Mesmo na óptica da defesa do “funcionamento do mercado” e da tutela da “sã concorrência”, não se vislumbra que a recorrente “Dreammedia Portugal, SA” apresente um interesse directo e pessoal na presente acção judicial, destinada, grosso modo, a decretar a anulação da decisão administrativa, para efeitos de reconhecimento da sua legitimidade activa.

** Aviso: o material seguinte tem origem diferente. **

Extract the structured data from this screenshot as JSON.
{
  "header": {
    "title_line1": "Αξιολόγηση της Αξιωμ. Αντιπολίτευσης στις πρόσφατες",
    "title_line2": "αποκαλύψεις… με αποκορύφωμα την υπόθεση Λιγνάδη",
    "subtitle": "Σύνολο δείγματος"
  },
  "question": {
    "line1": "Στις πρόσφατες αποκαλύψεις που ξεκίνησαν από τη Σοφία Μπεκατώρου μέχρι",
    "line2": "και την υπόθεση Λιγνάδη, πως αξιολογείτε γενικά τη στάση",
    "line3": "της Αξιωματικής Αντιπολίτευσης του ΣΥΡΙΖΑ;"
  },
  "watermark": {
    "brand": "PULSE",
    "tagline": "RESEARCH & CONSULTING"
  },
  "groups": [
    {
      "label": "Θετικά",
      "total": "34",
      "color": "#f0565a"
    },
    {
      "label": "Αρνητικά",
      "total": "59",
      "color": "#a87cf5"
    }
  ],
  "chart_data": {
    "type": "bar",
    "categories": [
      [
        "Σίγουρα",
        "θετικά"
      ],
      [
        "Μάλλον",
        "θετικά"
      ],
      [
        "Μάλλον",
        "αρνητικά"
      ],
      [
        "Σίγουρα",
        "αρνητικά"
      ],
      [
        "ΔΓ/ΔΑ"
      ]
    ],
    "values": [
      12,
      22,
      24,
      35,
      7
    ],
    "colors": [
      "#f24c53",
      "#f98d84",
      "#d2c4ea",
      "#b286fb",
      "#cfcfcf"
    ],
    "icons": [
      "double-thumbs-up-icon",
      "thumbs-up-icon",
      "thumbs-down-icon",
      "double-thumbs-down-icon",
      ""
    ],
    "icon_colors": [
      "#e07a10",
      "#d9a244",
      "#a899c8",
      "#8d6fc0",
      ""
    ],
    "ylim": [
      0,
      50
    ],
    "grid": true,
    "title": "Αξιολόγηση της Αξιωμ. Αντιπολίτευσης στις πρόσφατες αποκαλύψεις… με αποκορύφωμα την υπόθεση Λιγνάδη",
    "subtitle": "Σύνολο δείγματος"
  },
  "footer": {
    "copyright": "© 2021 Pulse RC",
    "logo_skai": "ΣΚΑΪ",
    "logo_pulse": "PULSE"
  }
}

Deste modo, subscreve-se a decisão do tribunal de primeira instância quando afirma que “(…) o interesse de agir da Autora nesta ação não se dirige a uma utilidade efetiva e imediata que possa advir diretamente da declaração de anulabilidade ou de nulidade do ato impugnado, necessária para que se verifique o seu interesse em agir para os termos da presente ação, tal como exigido pelo disposto no artigo 55.º, n.º 1, alínea a), do CPTA (…)”.
Ou, as alegações da “Autoridade da Concorrência”, quando afirma que “ é claro que há falta de interesse em agir quanto o autor funda a sua causa de pedir num direito meramente eventual, não atual, hipotético sem que dai resulte qualquer violação à tutela jurisdicional efetiva e ao acesso aos tribunais (…)”.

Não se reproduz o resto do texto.